Face à l’amiral de Coligny, elle ne lui avait pas pardonné d’avoir sabordé la paix en armant ses partisans à la saint Michel 1567, brisant net sa difficile politique de tolérance ce qui conduisit directement à la troisième guerre de religion qui dura presque trois ans (Du 29 septembre 1567 au 8 août 1570)

 

La tentative manquée de l’assassinat de l’amiral de Coligny

Catherine de Médicis laissa les mains libres aux guise qui n’attendaient que cela pour se venger de l’instigateur de l’assassinant de François 1er de Lorraine second duc de Guise pendant le siège d’Orléans en 1563. Ils passèrent à l’action le 22 août 1572 : l’amiral de Coligny ne fut que blessé !

Craignant une réaction violente du parti huguenot à cette tentative d’assassinat, le passé faisait craindre le pire avec l’appel à la mobilisation lancé après le massacre de Wassy qui conduisit à une guerre civile d’un an, puis l’enlèvement manqué du jeune Roi et l’appel à la guerre à la saint Michel 1567 qui conduisit à une guerre de trois ans, la régente ne voulut pas que se reproduise ce genre d’escalade des huguenots.

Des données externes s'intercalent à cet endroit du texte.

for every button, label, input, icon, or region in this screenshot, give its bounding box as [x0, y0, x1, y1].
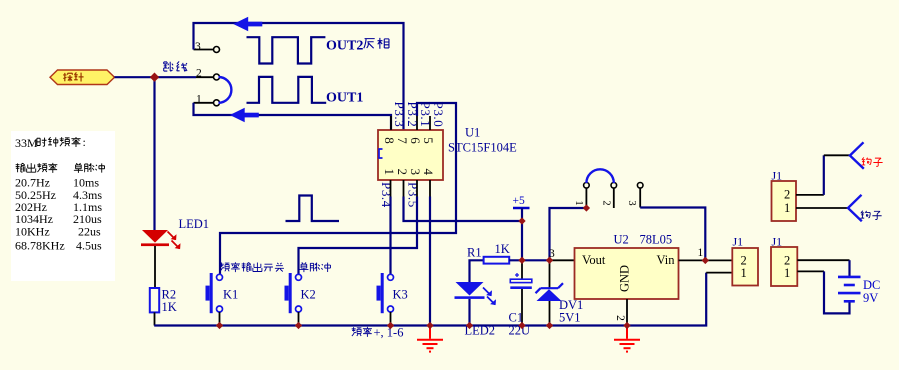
svg-text:+, 1-6: +, 1-6 [374, 326, 404, 340]
svg-text:U2: U2 [614, 233, 629, 247]
battery DC 9V [838, 277, 861, 301]
node probe junction [150, 73, 159, 82]
svg-text:1K: 1K [162, 300, 177, 314]
svg-text:7: 7 [395, 137, 410, 144]
waveform OUT2 inverted [247, 37, 326, 63]
svg-text:5: 5 [421, 137, 436, 144]
U1 pin numbers top 8 7 6 5 [382, 137, 436, 144]
wire rail riser to J1out pin1 [706, 272, 732, 274]
svg-text:P3.5: P3.5 [406, 182, 421, 208]
svg-text:K2: K2 [301, 288, 316, 302]
svg-text:K1: K1 [223, 288, 238, 302]
svg-text:1: 1 [698, 247, 704, 259]
label 钩子 (navy) [861, 211, 882, 220]
wire K1 to rail [219, 312, 221, 326]
svg-text:DC: DC [863, 278, 880, 292]
svg-text:1: 1 [784, 201, 790, 215]
svg-text:P3.1: P3.1 [418, 102, 433, 128]
single pulse symbol [286, 196, 340, 222]
svg-text:10KHz: 10KHz [15, 224, 50, 238]
wire hook1 riser [823, 155, 825, 195]
pin lead J1bat pin1 [797, 270, 824, 272]
label 频率输出开关 [220, 262, 284, 272]
jumper JP pin 1 [194, 94, 220, 106]
pin 6 stub [416, 116, 418, 130]
wire pin4 to ground rail [429, 197, 431, 326]
svg-text:4.5us: 4.5us [76, 239, 102, 253]
table title 33M clock frequency [15, 135, 86, 150]
jumper JP pin 3 [194, 41, 220, 53]
LED LED1 [141, 230, 181, 249]
label OUT2反相 [326, 38, 389, 54]
wire J2 pin3 to Vin node [640, 208, 705, 261]
svg-text:C1: C1 [509, 311, 524, 325]
svg-text:2: 2 [395, 169, 410, 176]
port 探针 probe [50, 70, 115, 85]
hook symbol 2 [848, 195, 862, 221]
svg-text:2: 2 [614, 315, 626, 321]
node +5 / pin2 wire [518, 217, 525, 224]
wire R2 to rail [154, 312, 156, 325]
pin 8 stub [390, 116, 392, 130]
bottom ground rail [154, 273, 706, 326]
svg-text:1: 1 [573, 200, 584, 205]
svg-text:33M: 33M [15, 136, 38, 150]
svg-text:2: 2 [600, 200, 611, 205]
svg-text:3: 3 [408, 169, 423, 176]
label 钩子 (red) [862, 157, 883, 166]
hook symbol 1 [850, 142, 864, 168]
regulator U2 body [575, 248, 679, 299]
wire R1 to Vout node [509, 259, 549, 261]
U1 notch mark [379, 149, 383, 158]
resistor R2 [150, 288, 159, 312]
svg-text:1K: 1K [495, 242, 510, 256]
pin Vin lead [679, 259, 733, 261]
LED LED2 [455, 282, 497, 305]
svg-text:1: 1 [784, 266, 790, 280]
jumper shunt arc pins 1-2 [219, 77, 232, 103]
wire junction to jumper pin2 [155, 76, 197, 78]
wire pin6 to K1 [220, 103, 456, 274]
wire K3 to rail [390, 312, 392, 326]
svg-text:8: 8 [382, 137, 397, 144]
svg-text:2: 2 [784, 188, 790, 202]
svg-text:OUT1: OUT1 [326, 91, 363, 106]
resistor R1 [484, 257, 510, 264]
pushbutton K3 [377, 273, 394, 313]
svg-text::: : [83, 135, 86, 149]
pin Vout lead [550, 259, 575, 261]
svg-text:1: 1 [382, 169, 397, 176]
pushbutton K1 [206, 273, 223, 313]
connector J1 (output, left) body [732, 248, 758, 286]
node K2-rail [295, 322, 302, 329]
svg-text:68.78KHz: 68.78KHz [15, 239, 65, 253]
pin GND lead [626, 299, 628, 326]
label 跳线 jumper [164, 61, 187, 71]
wire LED1 net from probe junction [153, 77, 155, 230]
node R1/C1/+5 [518, 257, 525, 264]
wire battery - loop [824, 271, 850, 313]
capacitor C1 [510, 260, 532, 325]
wire pin2 to +5 [404, 197, 523, 222]
node LED2-rail [466, 322, 473, 329]
svg-text:5V1: 5V1 [559, 311, 581, 325]
jumper J2 pin 1 [573, 183, 589, 209]
pin lead J1bat pin2 [797, 259, 849, 261]
svg-text:3: 3 [195, 41, 201, 53]
wire pin3 to K2 [299, 197, 418, 275]
U1 pin numbers bottom 1 2 3 4 [382, 169, 436, 176]
node K3-rail [387, 322, 394, 329]
node U2gnd-rail [623, 322, 630, 329]
wire Vout node up to jumper J2 [550, 208, 587, 260]
connector J1 (hooks, top) body [772, 181, 797, 221]
node DV1/Vout [546, 257, 553, 264]
power +5 symbol [513, 195, 530, 221]
wire LED2 top to R1 [470, 260, 484, 282]
pin 5 stub [429, 116, 431, 130]
signal arrow top (to pin3 net) [233, 17, 262, 31]
frequency table background [11, 131, 115, 281]
ground symbol (U2) [614, 326, 640, 352]
svg-text:Vout: Vout [582, 253, 606, 267]
wire pin1 down to bottom rail [194, 103, 392, 130]
label 频率+，1-6 [352, 326, 404, 340]
connector J1 (battery, middle) body [771, 247, 797, 286]
wire battery + [848, 260, 850, 276]
node C1-rail [518, 322, 525, 329]
label 单脉冲 (K2) [299, 262, 330, 272]
svg-text:1: 1 [741, 266, 747, 280]
svg-text:U1: U1 [465, 126, 480, 140]
pin stubs bottom 1 2 3 4 [391, 180, 431, 197]
svg-text:78L05: 78L05 [640, 233, 673, 247]
ground symbol (MCU) [417, 326, 443, 352]
wire K2 to rail [298, 312, 300, 326]
svg-text:Vin: Vin [657, 253, 676, 267]
svg-text:3: 3 [626, 200, 637, 205]
pin lead J1hook pin1 + hook2 [796, 207, 848, 209]
jumper JP pin 2 [196, 68, 220, 81]
svg-text:STC15F104E: STC15F104E [448, 141, 517, 155]
wire +5 down to Vout node [521, 221, 523, 260]
wire pin3 up to top rail [194, 23, 404, 130]
node Vin junction [702, 257, 709, 264]
node pin4-rail [426, 322, 433, 329]
svg-text:LED1: LED1 [179, 217, 210, 231]
svg-text:OUT2: OUT2 [326, 39, 363, 54]
jumper J2 pin 2 [600, 183, 616, 209]
node DV1-rail [546, 322, 553, 329]
table rows [15, 176, 102, 253]
signal arrow bottom (to pin1 net) [230, 108, 259, 122]
svg-text:6: 6 [408, 137, 423, 144]
svg-text:J1: J1 [772, 235, 783, 249]
svg-text:K3: K3 [393, 288, 408, 302]
node J2 pin1 [583, 204, 590, 211]
svg-text:22us: 22us [78, 224, 101, 238]
op IC U1 body [378, 130, 443, 180]
svg-text:+5: +5 [513, 195, 525, 207]
pin lead J1hook pin2 [796, 194, 824, 196]
svg-text:P3.0: P3.0 [431, 102, 446, 128]
wire probe to junction [115, 76, 155, 78]
waveform OUT1 [247, 77, 327, 103]
node K1-rail [216, 322, 223, 329]
svg-text:R1: R1 [467, 246, 482, 260]
svg-text:J1: J1 [772, 169, 783, 183]
wire pin1 to K3 [389, 197, 391, 275]
svg-text:4: 4 [421, 169, 436, 176]
jumper J2 shunt arc pins 1-2 [586, 169, 613, 183]
svg-text:9V: 9V [863, 291, 878, 305]
table header row [16, 163, 105, 173]
svg-text:GND: GND [617, 265, 631, 292]
pin lead hook1 [824, 154, 850, 156]
jumper J2 pin 3 [626, 183, 643, 208]
svg-text:J1: J1 [733, 235, 744, 249]
wire LED2 to rail [468, 299, 470, 326]
svg-text:P3.3: P3.3 [392, 102, 407, 128]
zener diode DV1 [536, 260, 564, 325]
pushbutton K2 [285, 273, 302, 313]
wire LED1 to R2 [154, 246, 156, 288]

Elle décida d’affaiblir la tête du parti huguenot en procédant à quelques assassinats le jour de la saint Barthélemy. D’une tentative d’assassinat du principal dirigeant du parti huguenot, on en arriva à une quatrième guerre civile, celle-ci déclenchée par le peuple des catholiques (alors que les trois premières avaient été déclenchées par le parti huguenot). Elle désintégrera le Royaume jusqu’en 1584.

La longue tentative de conciliation de Catherine de Médicis et le refus du Parti Huguenot qui voulait une scission de la France conduisirent à une réaction violente du peuple catholique exaspéré par 12 ans de violence calviniste : Ce fût la Saint Barthélemy, le 24 août 1572.